SiRNA mediated knockdown of endogenous Stat3 in macrophages (a) Two days after suppression of Stat3 in macrophages, SKOV3 cells were added to the culture plate. After co‐culture for 5 days, cells were prepared as cell block specimens. (b) The Stat3 expression was evaluated by a Western blot analysis.
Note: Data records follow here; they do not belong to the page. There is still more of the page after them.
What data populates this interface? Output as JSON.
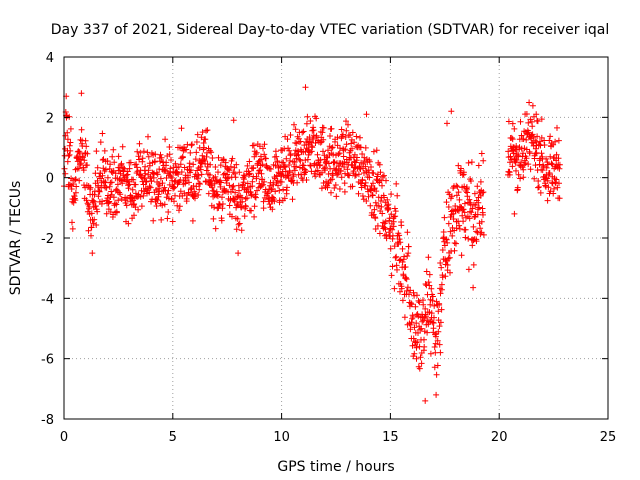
{
  "chart_data": {
    "type": "scatter",
    "title": "Day 337 of 2021, Sidereal Day-to-day VTEC variation (SDTVAR) for receiver iqal",
    "xlabel": "GPS time / hours",
    "ylabel": "SDTVAR / TECUs",
    "xlim": [
      0,
      25
    ],
    "ylim": [
      -8,
      4
    ],
    "xticks": [
      0,
      5,
      10,
      15,
      20,
      25
    ],
    "yticks": [
      4,
      2,
      0,
      -2,
      -4,
      -6,
      -8
    ],
    "xtick_labels": [
      "0",
      "5",
      "10",
      "15",
      "20",
      "25"
    ],
    "ytick_labels": [
      "4",
      "2",
      "0",
      "-2",
      "-4",
      "-6",
      "-8"
    ],
    "grid": true,
    "marker": "+",
    "color": "#ff0000",
    "series": [
      {
        "name": "iqal",
        "trend": [
          {
            "x": 0.0,
            "y": 0.3
          },
          {
            "x": 0.1,
            "y": 1.6
          },
          {
            "x": 0.2,
            "y": 0.9
          },
          {
            "x": 0.3,
            "y": 0.2
          },
          {
            "x": 0.4,
            "y": -0.6
          },
          {
            "x": 0.6,
            "y": 0.5
          },
          {
            "x": 0.8,
            "y": 1.0
          },
          {
            "x": 1.0,
            "y": 0.3
          },
          {
            "x": 1.2,
            "y": -1.2
          },
          {
            "x": 1.5,
            "y": -0.5
          },
          {
            "x": 1.8,
            "y": 0.2
          },
          {
            "x": 2.2,
            "y": -0.4
          },
          {
            "x": 2.6,
            "y": 0.1
          },
          {
            "x": 3.0,
            "y": -0.6
          },
          {
            "x": 3.5,
            "y": 0.2
          },
          {
            "x": 4.0,
            "y": -0.3
          },
          {
            "x": 4.5,
            "y": 0.1
          },
          {
            "x": 5.0,
            "y": -0.2
          },
          {
            "x": 5.5,
            "y": 0.3
          },
          {
            "x": 6.0,
            "y": -0.1
          },
          {
            "x": 6.5,
            "y": 0.7
          },
          {
            "x": 7.0,
            "y": -0.6
          },
          {
            "x": 7.5,
            "y": 0.0
          },
          {
            "x": 8.0,
            "y": -0.8
          },
          {
            "x": 8.5,
            "y": -0.2
          },
          {
            "x": 9.0,
            "y": 0.3
          },
          {
            "x": 9.5,
            "y": -0.6
          },
          {
            "x": 10.0,
            "y": 0.0
          },
          {
            "x": 10.5,
            "y": 0.3
          },
          {
            "x": 11.0,
            "y": 0.8
          },
          {
            "x": 11.5,
            "y": 1.0
          },
          {
            "x": 12.0,
            "y": 0.6
          },
          {
            "x": 12.5,
            "y": 0.4
          },
          {
            "x": 13.0,
            "y": 0.8
          },
          {
            "x": 13.5,
            "y": 0.5
          },
          {
            "x": 14.0,
            "y": 0.1
          },
          {
            "x": 14.5,
            "y": -0.6
          },
          {
            "x": 15.0,
            "y": -1.6
          },
          {
            "x": 15.4,
            "y": -2.5
          },
          {
            "x": 15.8,
            "y": -3.3
          },
          {
            "x": 16.1,
            "y": -5.0
          },
          {
            "x": 16.5,
            "y": -5.3
          },
          {
            "x": 16.8,
            "y": -3.8
          },
          {
            "x": 17.1,
            "y": -5.5
          },
          {
            "x": 17.4,
            "y": -3.0
          },
          {
            "x": 17.8,
            "y": -1.5
          },
          {
            "x": 18.3,
            "y": -0.5
          },
          {
            "x": 18.8,
            "y": -1.5
          },
          {
            "x": 19.2,
            "y": -1.0
          },
          {
            "x": 20.5,
            "y": 1.0
          },
          {
            "x": 21.0,
            "y": 0.5
          },
          {
            "x": 21.5,
            "y": 1.4
          },
          {
            "x": 22.0,
            "y": 0.6
          },
          {
            "x": 22.4,
            "y": 0.2
          },
          {
            "x": 22.8,
            "y": 0.6
          }
        ],
        "spikes": [
          {
            "x": 0.1,
            "y": 2.7
          },
          {
            "x": 0.8,
            "y": 2.8
          },
          {
            "x": 1.3,
            "y": -2.5
          },
          {
            "x": 11.1,
            "y": 3.0
          },
          {
            "x": 8.0,
            "y": -2.5
          },
          {
            "x": 16.2,
            "y": -6.0
          },
          {
            "x": 16.6,
            "y": -7.4
          },
          {
            "x": 17.1,
            "y": -7.2
          },
          {
            "x": 17.3,
            "y": -5.8
          },
          {
            "x": 17.6,
            "y": 1.8
          },
          {
            "x": 17.8,
            "y": 2.2
          },
          {
            "x": 21.7,
            "y": 2.1
          },
          {
            "x": 20.7,
            "y": -1.2
          },
          {
            "x": 19.2,
            "y": 0.8
          },
          {
            "x": 13.9,
            "y": 2.1
          },
          {
            "x": 7.8,
            "y": 1.9
          }
        ],
        "gaps": [
          [
            19.3,
            20.4
          ]
        ],
        "x_range": [
          0.0,
          22.9
        ]
      }
    ]
  }
}
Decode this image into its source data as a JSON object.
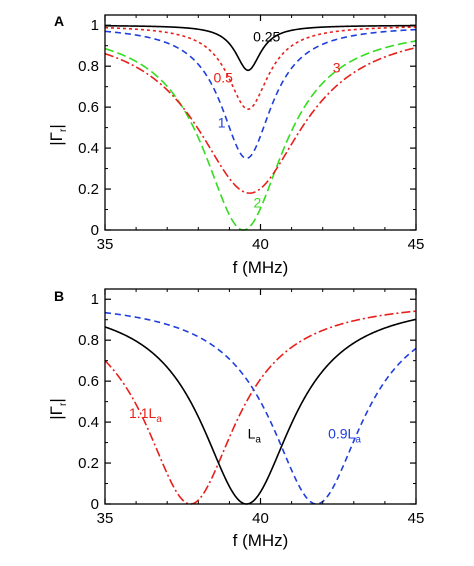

Stat3 expression in macrophages differentiated with granulocyte‐macrophage colony stimulating (GM‐CSF) was suppressed by siRNA. (c) Two days after suppression of Stat3 in macrophages, cells were washed in PBS to deplete the siRNA. After co‐culture for 3 days with SKOV3 cells, cells were prepared as cell‐block specimens for immunostaining. Stat3 activation in SKOV3 was significantly suppressed by pretreatment of macrophages with siRNA. Scale bar = 50 nm. Similarly, Cyclin‐D1 expression in SKOV3 cells (CD68⁻ cells) was also suppressed by siRNA pretreatment. (d) Simultaneous blocking of interleukin (IL)‐6 and IL‐10 by neutralizing antibodies induced significantly suppression of Stat3 activation in SKOV3 cells co‐cultured with macrophages. (e) Cultured human macrophages were stimulated by SKOV3 culture supernatant for 2 days, and the mRNA expressions of IL‐6, IL‐10, and CD163 were examined by quantitative PCR (Q‐PCR). The expression of these molecules was significantly suppressed by Stat3 siRNA. (Mann–Whitney test, *P < 0.01, **P < 0.05) (n = 3 for each group).

Figure 7

Involvement of Stat3 in growth of SKOV3 cells. (a) Western blot analysis shows that Stat3 expression in SKOV3 cells is suppressed by siRNA. (b) Following siRNA treatment, SKOV3 was cultured for 5 days and the viability of SKOV3 cells was evaluated by WST‐1 assay. The proliferation of SKOV3 was significantly suppressed by down‐regulation of Stat3 (n = 3 for each group, Mann–Whitney test, *P < 0.01). n.s. not significant.